Für die Diplomatie – trotzdem.

7.4.2022

Wer in der jüngsten Zeit meine Socialmedia Accounts beobachtet hat, wird meinen Zorn und meine Verzweiflung gespürt haben – über den Krieg in der Ukraine, über Kriegsverbrechen und eine schwer gebeutelte Zivilbevölkerung.

Und sie oder er werden auch gemerkt haben, dass meine Unterstützung für noch mehr Militärhilfe für die Ukraine und auch noch mehr Isolation Russlands mit jeder Nachricht über neue Gräuel gewachsen ist.

Und da habe ich auch nichts zurückzunehmen.

Trotzdem will ich hier eine Lanze für die Diplomatie brechen, dafür, dass Gesprächsmöglichkeiten nie komplett abbrechen dürfen und seien die Akteure noch so hasserfüllt. Weil jedes Gespräch auch zwischen bitter verfeindeten Ländern eine kleine Chance oder zumindest ein Zeitfenster für Waffenstillstand oder gar Frieden ist und damit jedes Wort Menschenleben und Menschenschicksale retten kann.

Um zu erklären, wieso ich so sehr an das Gespräch glaube, muss ich eine Geschichte erzählen, für die mich mein Vater vermutlich schelten wird, sollte er das lesen – denn eigentlich, so meint er, obwohl längst pensioniert, redet man darüber nicht. Old habits die hard.

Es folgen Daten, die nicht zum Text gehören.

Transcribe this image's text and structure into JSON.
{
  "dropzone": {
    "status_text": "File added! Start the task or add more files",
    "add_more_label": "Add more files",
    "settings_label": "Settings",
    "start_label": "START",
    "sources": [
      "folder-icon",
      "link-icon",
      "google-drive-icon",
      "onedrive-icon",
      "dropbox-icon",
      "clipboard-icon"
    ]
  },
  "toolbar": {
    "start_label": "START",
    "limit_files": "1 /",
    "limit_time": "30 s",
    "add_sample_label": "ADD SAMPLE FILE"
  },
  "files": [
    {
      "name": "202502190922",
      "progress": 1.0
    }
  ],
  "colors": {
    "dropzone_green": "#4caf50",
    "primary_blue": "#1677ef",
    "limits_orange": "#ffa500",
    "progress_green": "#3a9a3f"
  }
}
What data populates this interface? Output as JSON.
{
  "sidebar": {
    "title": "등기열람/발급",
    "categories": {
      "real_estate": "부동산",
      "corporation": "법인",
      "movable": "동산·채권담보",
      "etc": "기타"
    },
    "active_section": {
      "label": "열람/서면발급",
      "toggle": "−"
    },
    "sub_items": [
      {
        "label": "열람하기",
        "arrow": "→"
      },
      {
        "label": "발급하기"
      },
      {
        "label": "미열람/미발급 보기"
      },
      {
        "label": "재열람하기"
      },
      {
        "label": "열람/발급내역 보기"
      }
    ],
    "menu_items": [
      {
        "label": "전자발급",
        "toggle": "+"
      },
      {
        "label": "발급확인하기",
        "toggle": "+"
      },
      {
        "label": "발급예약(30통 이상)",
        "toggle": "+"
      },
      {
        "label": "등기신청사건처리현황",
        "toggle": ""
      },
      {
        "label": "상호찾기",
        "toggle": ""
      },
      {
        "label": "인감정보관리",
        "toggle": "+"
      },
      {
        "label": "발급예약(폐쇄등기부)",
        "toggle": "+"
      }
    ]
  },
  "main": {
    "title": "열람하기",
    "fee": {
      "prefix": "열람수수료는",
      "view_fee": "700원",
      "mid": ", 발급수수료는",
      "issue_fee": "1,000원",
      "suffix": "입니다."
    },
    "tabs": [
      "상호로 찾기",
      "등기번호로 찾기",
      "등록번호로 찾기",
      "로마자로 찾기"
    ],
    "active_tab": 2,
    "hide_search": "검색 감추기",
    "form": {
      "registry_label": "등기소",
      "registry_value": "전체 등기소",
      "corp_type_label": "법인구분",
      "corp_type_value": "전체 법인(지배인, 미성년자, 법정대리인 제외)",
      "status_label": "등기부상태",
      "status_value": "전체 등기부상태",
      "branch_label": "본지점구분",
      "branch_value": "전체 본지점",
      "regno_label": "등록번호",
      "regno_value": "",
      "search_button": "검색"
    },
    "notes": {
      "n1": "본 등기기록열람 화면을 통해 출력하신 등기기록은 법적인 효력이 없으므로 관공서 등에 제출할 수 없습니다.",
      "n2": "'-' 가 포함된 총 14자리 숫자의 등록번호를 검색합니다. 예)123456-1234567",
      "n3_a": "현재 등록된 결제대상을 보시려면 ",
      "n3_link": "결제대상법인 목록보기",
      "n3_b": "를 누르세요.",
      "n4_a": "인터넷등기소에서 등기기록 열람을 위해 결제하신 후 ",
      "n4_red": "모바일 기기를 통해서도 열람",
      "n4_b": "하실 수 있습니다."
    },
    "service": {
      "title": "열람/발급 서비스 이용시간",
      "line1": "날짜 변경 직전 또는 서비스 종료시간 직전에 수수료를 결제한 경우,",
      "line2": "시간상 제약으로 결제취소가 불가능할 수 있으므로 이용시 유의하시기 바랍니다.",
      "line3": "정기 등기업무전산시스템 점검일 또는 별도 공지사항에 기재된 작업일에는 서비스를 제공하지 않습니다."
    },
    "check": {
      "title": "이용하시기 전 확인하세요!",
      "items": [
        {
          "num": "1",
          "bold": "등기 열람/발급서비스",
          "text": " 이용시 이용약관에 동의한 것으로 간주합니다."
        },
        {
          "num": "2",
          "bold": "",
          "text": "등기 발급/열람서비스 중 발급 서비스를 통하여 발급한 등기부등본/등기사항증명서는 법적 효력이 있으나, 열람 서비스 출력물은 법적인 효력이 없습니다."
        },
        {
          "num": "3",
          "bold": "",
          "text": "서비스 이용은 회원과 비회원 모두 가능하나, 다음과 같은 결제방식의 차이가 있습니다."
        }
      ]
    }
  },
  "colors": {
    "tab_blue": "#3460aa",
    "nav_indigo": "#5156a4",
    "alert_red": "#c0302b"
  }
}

Als ich 15-17 Jahre alt war, wohnten wir in Brüssel, weil mein Vater dort die BND-Residentur geleitet hat. Brüssel ist eine Art Melting Pot der Nachrichtendienste. Die Leiter der Residenturen kennen sich, auch unter verfeindeten Diensten, man ist quasi so enttarnt, wie man nur enttarnt sein kann, weil die Aufgabe auch ist miteinander im Gespräch zu bleiben.

So stand ich regelmäßig mit meinem Vater am Rande von Empfängen in unserem Haus und mein Vater zeigte umher: Da war der Vertreter der CIA, dort der des KGB, hier der Stasi (bzw. des MfS), des MI6 (nein, nicht James Bond…), des polnischen Dienstes usw. (tatsächlich damals alles Männer).

Und man redete und redete.

Wir waren mitten im Kalten Krieg und wo Diplomatie an ihre Grenzen stieß, loteten Menschen wie mein Vater und seine Kolleg*innen aus, was vielleicht trotzdem noch geht.

Wenn wieder mal Diplomaten ausgewiesen wurden und Warschauer Pakt und NATO auf Eiszeit schalteten, ging mein Vater mit dem KGB-Residenten zum Mittagessen, sprach über Abrüstungsverhandlungen und beide meldeten in ihre Hauptstädte, wo man vielleicht doch wieder zusammen kommen könnte.

Natürlich konnte ich nie genau verfolgen, ob und welche Gespräche an welchen Punkten zu exakt welchen Ergebnissen geführt haben.

Aber ich hatte gelernt, dass wer ernsthaft für Sicherheit, Frieden und Menschenrechte eintreten will, reden muss. Reden auch mit den furchtbarsten Akteuren, nicht als Liebesdienst, sondern weil es am Ende den Menschen nützen kann und jede Chance ergriffen werden muss.

Deswegen ist es auch richtig, dass Botschaften unter einem besonderen Schutz stehen, auch wenn sie, wie im Falle Russlands, als Lügenschleudern missbraucht werden.

Um jedes Missverständnis zu vermeiden: Natürlich will ich, dass die Ukraine sich wirkungsvoll gegen den russischen Angriff verteidigen kann. Und die russischen Kriegsverbrechen machen dies noch viel nötiger. Und es ist sicher auch ein notwendiges Signal, zahlreiche der Geheimdienstmitarbeiter in der russischen Botschaft auszuweisen und die Kriegsverbrechen bis in die Spitze des russischen Staates zu verfolgen.

Aber der Versuch zu reden darf nie aufgegeben werden.

Man wird sich nie verzeihen können, eine Chance verpasst zu haben.